Everyone who has passed through this White House has noticed this stark detachment from the principle of cause-and-effect, and most developed strategies to work around it. Throughout Trump’s tenure, the people who truly figured out how to “manage” him weren’t the generals or intelligence community lifers or nonpartisan civil servants; they were Tea Party congressmen, who treated him as little more than a stupid vehicle for their incredibly unpopular agenda. Early in his term, it was Mick Mulvaney’s job to ensure that Trumpism adhered to the gospel of movement conservatism, no matter how damaging it was to Trump’s political brand. Now, Mark Meadows is the person in charge of ensuring that Mnuchin—who has no principles beyond a traditional American rich guy’s belief in the American government’s responsibility to the S&P 500—doesn’t get to yes.
The things we need are simple: Enhanced unemployment was more effectively administered than other programs intended to pause the economy for the sake of a lockdown, and the need for it is not going away any time soon. State and local governments face budgetary craters in large part because there has simply been no federal program to defeat Covid-19; they need money. Struggling homeowners need mortgage relief, and renters need to pay rent. A functional government would have taken what was working in May and simply extended it. It should have been easy: Unlike containing the virus, containing the economic fallout only requires cutting checks, one of the few things our dysfunctional government is still able to do.
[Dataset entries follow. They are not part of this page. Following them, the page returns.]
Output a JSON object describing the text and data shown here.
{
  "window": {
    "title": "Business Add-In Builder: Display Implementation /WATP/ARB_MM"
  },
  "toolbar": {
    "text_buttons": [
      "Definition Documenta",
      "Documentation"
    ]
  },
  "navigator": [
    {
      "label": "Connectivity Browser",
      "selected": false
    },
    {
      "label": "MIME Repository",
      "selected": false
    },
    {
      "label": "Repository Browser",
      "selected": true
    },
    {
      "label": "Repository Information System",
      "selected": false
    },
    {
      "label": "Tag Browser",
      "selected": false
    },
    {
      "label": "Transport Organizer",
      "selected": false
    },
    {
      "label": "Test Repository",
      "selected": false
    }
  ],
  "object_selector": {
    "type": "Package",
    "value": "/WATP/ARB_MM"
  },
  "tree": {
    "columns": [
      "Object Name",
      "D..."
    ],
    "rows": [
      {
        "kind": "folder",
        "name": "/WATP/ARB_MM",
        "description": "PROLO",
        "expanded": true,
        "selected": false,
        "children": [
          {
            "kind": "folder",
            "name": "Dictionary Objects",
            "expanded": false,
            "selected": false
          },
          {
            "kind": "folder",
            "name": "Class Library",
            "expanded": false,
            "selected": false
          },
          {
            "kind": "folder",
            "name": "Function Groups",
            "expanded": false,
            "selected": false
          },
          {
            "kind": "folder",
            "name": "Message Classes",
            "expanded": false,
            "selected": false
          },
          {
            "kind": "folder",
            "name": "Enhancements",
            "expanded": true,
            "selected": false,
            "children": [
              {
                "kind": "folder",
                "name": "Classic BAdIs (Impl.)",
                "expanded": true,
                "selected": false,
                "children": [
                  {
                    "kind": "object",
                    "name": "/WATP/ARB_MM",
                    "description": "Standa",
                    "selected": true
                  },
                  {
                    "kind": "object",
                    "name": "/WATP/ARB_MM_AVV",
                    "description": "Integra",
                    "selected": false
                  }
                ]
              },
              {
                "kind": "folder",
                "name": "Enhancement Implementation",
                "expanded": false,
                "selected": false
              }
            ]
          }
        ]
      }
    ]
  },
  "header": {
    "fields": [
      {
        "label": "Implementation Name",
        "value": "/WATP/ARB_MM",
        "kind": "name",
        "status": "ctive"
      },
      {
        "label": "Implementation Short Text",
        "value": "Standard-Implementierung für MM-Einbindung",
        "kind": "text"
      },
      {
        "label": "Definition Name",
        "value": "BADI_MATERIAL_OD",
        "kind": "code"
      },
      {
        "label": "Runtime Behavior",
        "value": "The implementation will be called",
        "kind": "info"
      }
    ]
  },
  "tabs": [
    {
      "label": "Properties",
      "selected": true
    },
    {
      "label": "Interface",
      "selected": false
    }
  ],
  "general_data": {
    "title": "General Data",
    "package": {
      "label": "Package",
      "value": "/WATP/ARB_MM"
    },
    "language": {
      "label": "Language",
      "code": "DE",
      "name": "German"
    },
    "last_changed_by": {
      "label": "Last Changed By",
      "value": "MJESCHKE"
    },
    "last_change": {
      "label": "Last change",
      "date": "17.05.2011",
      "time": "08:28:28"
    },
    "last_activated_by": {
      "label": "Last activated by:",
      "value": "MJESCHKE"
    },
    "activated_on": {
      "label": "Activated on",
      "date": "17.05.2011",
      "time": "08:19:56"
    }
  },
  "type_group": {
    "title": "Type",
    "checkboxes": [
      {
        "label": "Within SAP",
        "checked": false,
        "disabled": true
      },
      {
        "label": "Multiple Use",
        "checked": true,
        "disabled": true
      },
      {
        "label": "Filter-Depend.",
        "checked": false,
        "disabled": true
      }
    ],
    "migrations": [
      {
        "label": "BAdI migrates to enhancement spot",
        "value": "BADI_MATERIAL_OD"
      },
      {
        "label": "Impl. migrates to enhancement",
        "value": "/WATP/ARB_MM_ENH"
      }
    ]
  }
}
But now, even that one task has turned out to be too hard. Almost no one in Washington has any experience working in a functional government. Most of the Senate has only experienced legislative paralysis and gridlock.
It took a massive stock market panic to win Americans the most generous social welfare policy enacted in many years. It took fathomless ineptitude on the part of the president and blithe disinterest on the part of his most powerful congressional ally to lose it, along with the hope that additional help will be on the way any time soon.